7.    Be flexible and willing to adjust your parenting style
If you frequently feel “let down” by your child’s behavior, it may be because you have unrealistic expectations for her. Parents who think in “should”, e.g., “She should be potty-trained by now”, may find it helpful to do more reading on the matter or talk to other parents or child development specialists. This may enable you to adjust your expectations to a more realistic level.
The environment in which your child moves also has an impact on her behavior. For example, you may be able to modify your 2-year-old’s behavior by changing her environment. If you find yourself constantly saying “NO” to her, there are surely ways to restructure her surroundings so that fewer things are off-limits. This will cause les frustration for both of you.

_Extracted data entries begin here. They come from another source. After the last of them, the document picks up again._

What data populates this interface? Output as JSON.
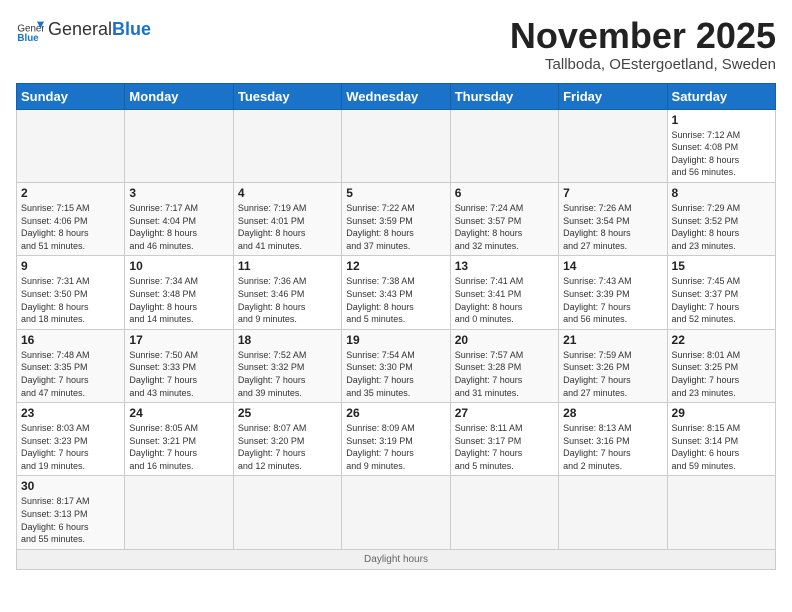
{
  "logo": {
    "general": "General",
    "blue": "Blue"
  },
  "header": {
    "month": "November 2025",
    "location": "Tallboda, OEstergoetland, Sweden"
  },
  "days_of_week": [
    "Sunday",
    "Monday",
    "Tuesday",
    "Wednesday",
    "Thursday",
    "Friday",
    "Saturday"
  ],
  "weeks": [
    [
      {
        "day": "",
        "info": ""
      },
      {
        "day": "",
        "info": ""
      },
      {
        "day": "",
        "info": ""
      },
      {
        "day": "",
        "info": ""
      },
      {
        "day": "",
        "info": ""
      },
      {
        "day": "",
        "info": ""
      },
      {
        "day": "1",
        "info": "Sunrise: 7:12 AM\nSunset: 4:08 PM\nDaylight: 8 hours\nand 56 minutes."
      }
    ],
    [
      {
        "day": "2",
        "info": "Sunrise: 7:15 AM\nSunset: 4:06 PM\nDaylight: 8 hours\nand 51 minutes."
      },
      {
        "day": "3",
        "info": "Sunrise: 7:17 AM\nSunset: 4:04 PM\nDaylight: 8 hours\nand 46 minutes."
      },
      {
        "day": "4",
        "info": "Sunrise: 7:19 AM\nSunset: 4:01 PM\nDaylight: 8 hours\nand 41 minutes."
      },
      {
        "day": "5",
        "info": "Sunrise: 7:22 AM\nSunset: 3:59 PM\nDaylight: 8 hours\nand 37 minutes."
      },
      {
        "day": "6",
        "info": "Sunrise: 7:24 AM\nSunset: 3:57 PM\nDaylight: 8 hours\nand 32 minutes."
      },
      {
        "day": "7",
        "info": "Sunrise: 7:26 AM\nSunset: 3:54 PM\nDaylight: 8 hours\nand 27 minutes."
      },
      {
        "day": "8",
        "info": "Sunrise: 7:29 AM\nSunset: 3:52 PM\nDaylight: 8 hours\nand 23 minutes."
      }
    ],
    [
      {
        "day": "9",
        "info": "Sunrise: 7:31 AM\nSunset: 3:50 PM\nDaylight: 8 hours\nand 18 minutes."
      },
      {
        "day": "10",
        "info": "Sunrise: 7:34 AM\nSunset: 3:48 PM\nDaylight: 8 hours\nand 14 minutes."
      },
      {
        "day": "11",
        "info": "Sunrise: 7:36 AM\nSunset: 3:46 PM\nDaylight: 8 hours\nand 9 minutes."
      },
      {
        "day": "12",
        "info": "Sunrise: 7:38 AM\nSunset: 3:43 PM\nDaylight: 8 hours\nand 5 minutes."
      },
      {
        "day": "13",
        "info": "Sunrise: 7:41 AM\nSunset: 3:41 PM\nDaylight: 8 hours\nand 0 minutes."
      },
      {
        "day": "14",
        "info": "Sunrise: 7:43 AM\nSunset: 3:39 PM\nDaylight: 7 hours\nand 56 minutes."
      },
      {
        "day": "15",
        "info": "Sunrise: 7:45 AM\nSunset: 3:37 PM\nDaylight: 7 hours\nand 52 minutes."
      }
    ],
    [
      {
        "day": "16",
        "info": "Sunrise: 7:48 AM\nSunset: 3:35 PM\nDaylight: 7 hours\nand 47 minutes."
      },
      {
        "day": "17",
        "info": "Sunrise: 7:50 AM\nSunset: 3:33 PM\nDaylight: 7 hours\nand 43 minutes."
      },
      {
        "day": "18",
        "info": "Sunrise: 7:52 AM\nSunset: 3:32 PM\nDaylight: 7 hours\nand 39 minutes."
      },
      {
        "day": "19",
        "info": "Sunrise: 7:54 AM\nSunset: 3:30 PM\nDaylight: 7 hours\nand 35 minutes."
      },
      {
        "day": "20",
        "info": "Sunrise: 7:57 AM\nSunset: 3:28 PM\nDaylight: 7 hours\nand 31 minutes."
      },
      {
        "day": "21",
        "info": "Sunrise: 7:59 AM\nSunset: 3:26 PM\nDaylight: 7 hours\nand 27 minutes."
      },
      {
        "day": "22",
        "info": "Sunrise: 8:01 AM\nSunset: 3:25 PM\nDaylight: 7 hours\nand 23 minutes."
      }
    ],
    [
      {
        "day": "23",
        "info": "Sunrise: 8:03 AM\nSunset: 3:23 PM\nDaylight: 7 hours\nand 19 minutes."
      },
      {
        "day": "24",
        "info": "Sunrise: 8:05 AM\nSunset: 3:21 PM\nDaylight: 7 hours\nand 16 minutes."
      },
      {
        "day": "25",
        "info": "Sunrise: 8:07 AM\nSunset: 3:20 PM\nDaylight: 7 hours\nand 12 minutes."
      },
      {
        "day": "26",
        "info": "Sunrise: 8:09 AM\nSunset: 3:19 PM\nDaylight: 7 hours\nand 9 minutes."
      },
      {
        "day": "27",
        "info": "Sunrise: 8:11 AM\nSunset: 3:17 PM\nDaylight: 7 hours\nand 5 minutes."
      },
      {
        "day": "28",
        "info": "Sunrise: 8:13 AM\nSunset: 3:16 PM\nDaylight: 7 hours\nand 2 minutes."
      },
      {
        "day": "29",
        "info": "Sunrise: 8:15 AM\nSunset: 3:14 PM\nDaylight: 6 hours\nand 59 minutes."
      }
    ],
    [
      {
        "day": "30",
        "info": "Sunrise: 8:17 AM\nSunset: 3:13 PM\nDaylight: 6 hours\nand 55 minutes."
      },
      {
        "day": "",
        "info": ""
      },
      {
        "day": "",
        "info": ""
      },
      {
        "day": "",
        "info": ""
      },
      {
        "day": "",
        "info": ""
      },
      {
        "day": "",
        "info": ""
      },
      {
        "day": "",
        "info": ""
      }
    ]
  ],
  "footer": {
    "text": "Daylight hours"
  }
}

As your child changes, you will probably have to change your parenting style, too. Many parents find it helpful at some point to draw up a “kiddie contract” to encourage good behavior and motivate their child. This can be as simple as a weekly list of chores and responsibilities posted on the refrigerator. Chances are, what works with your child now won’t work forever.

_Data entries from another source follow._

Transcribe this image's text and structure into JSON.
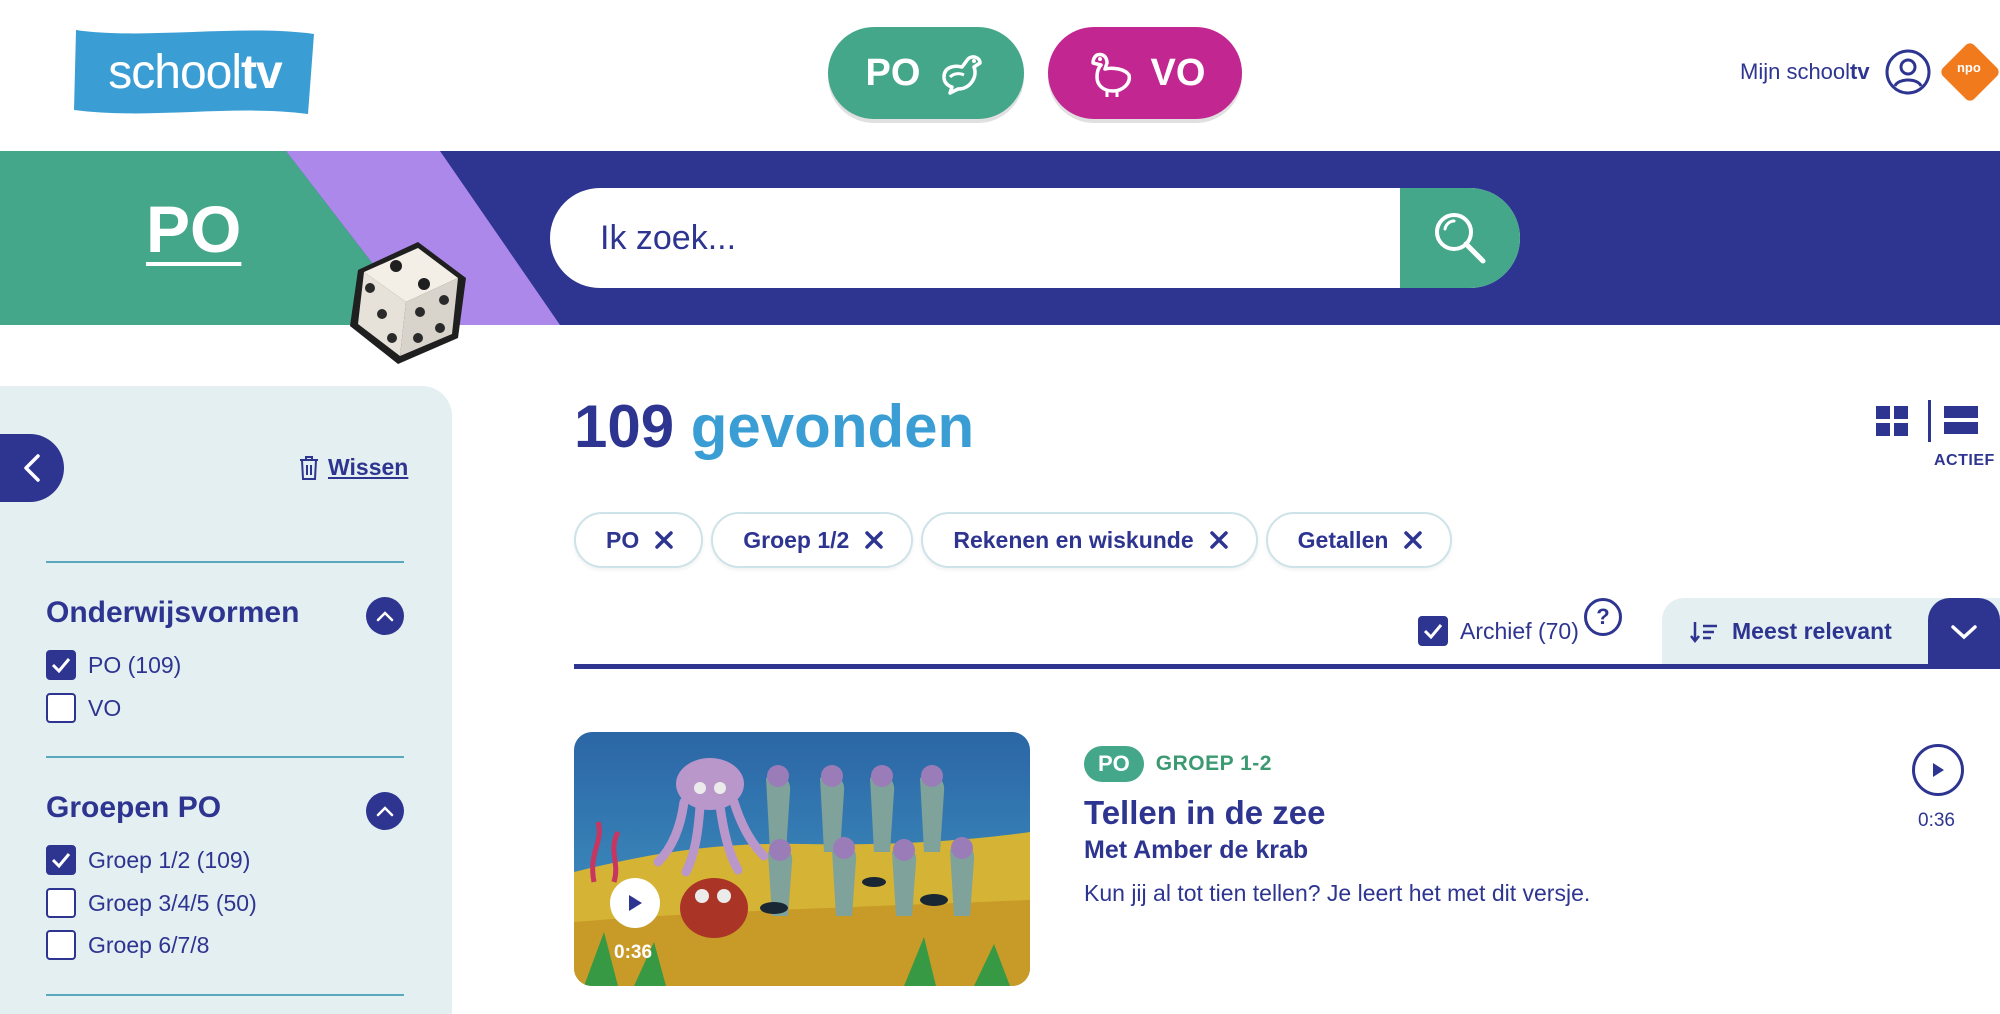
{
  "header": {
    "logo_prefix": "school",
    "logo_suffix": "tv",
    "levels": [
      {
        "label": "PO",
        "color": "#45a78a"
      },
      {
        "label": "VO",
        "color": "#c22690"
      }
    ],
    "account_prefix": "Mijn school",
    "account_suffix": "tv",
    "npo_label": "npo"
  },
  "banner": {
    "title": "PO",
    "search_placeholder": "Ik zoek..."
  },
  "sidebar": {
    "clear_label": "Wissen",
    "sections": [
      {
        "title": "Onderwijsvormen",
        "options": [
          {
            "label": "PO (109)",
            "checked": true
          },
          {
            "label": "VO",
            "checked": false
          }
        ]
      },
      {
        "title": "Groepen PO",
        "options": [
          {
            "label": "Groep 1/2 (109)",
            "checked": true
          },
          {
            "label": "Groep 3/4/5 (50)",
            "checked": false
          },
          {
            "label": "Groep 6/7/8",
            "checked": false
          }
        ]
      }
    ]
  },
  "results": {
    "count": "109",
    "count_word": "gevonden",
    "view_active_label": "ACTIEF",
    "filters": [
      "PO",
      "Groep 1/2",
      "Rekenen en wiskunde",
      "Getallen"
    ],
    "archive_label": "Archief (70)",
    "archive_checked": true,
    "help_label": "?",
    "sort_label": "Meest relevant",
    "items": [
      {
        "badge": "PO",
        "group": "GROEP 1-2",
        "title": "Tellen in de zee",
        "subtitle": "Met Amber de krab",
        "description": "Kun jij al tot tien tellen? Je leert het met dit versje.",
        "duration": "0:36"
      }
    ]
  },
  "colors": {
    "navy": "#2e3591",
    "green": "#45a78a",
    "magenta": "#c22690",
    "light_blue": "#3a9ed5",
    "sidebar_bg": "#e4eff1",
    "purple": "#ac88ea"
  }
}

Teenagers tend to look less to their parents and more to their peers for examples of how to be. Continue to provide guidance and appropriate discipline while allowing your child to earn more independence. And seize every available moment to make a connection!
8.     Show your love is unconditional
As a parent, you are responsible for correcting and guiding your child. But how you express your corrective guidance makes all the difference in how your child receives it. When you have to confront your child, avoid blaming, criticizing or faultfinding, which undermine his self-esteem and can lead to resentment. Instead, strive to nurture and encourage even when you are disciplining your child. Make sure he knows that while you want and expect him to do better next time, you love him-no matter what.
9.     Be aware of your own needs and limitations as a parent

Face it you are an imperfect parent. You have strengths and weaknesses as a family leader. Recognize your abilities, “I’m loving and dedicated”. Vow to work on your weaknesses. “I need to be more consistent with discipline”. Try to have realistic expectations of yourself, your spouse and your children. You don’t have to have all the answers be forgiving of yourself. And try to make parenting a manageable job. Focus on the areas that need the most attention rather than trying to address everything all at once. Admit it when you’re burned out. Take time out from parenting to do thing that will make you happy as a person and as a couple. Focusing on your needs does not make you selfish. It simply means you care about your own well-being. Which is another important value to model for your children.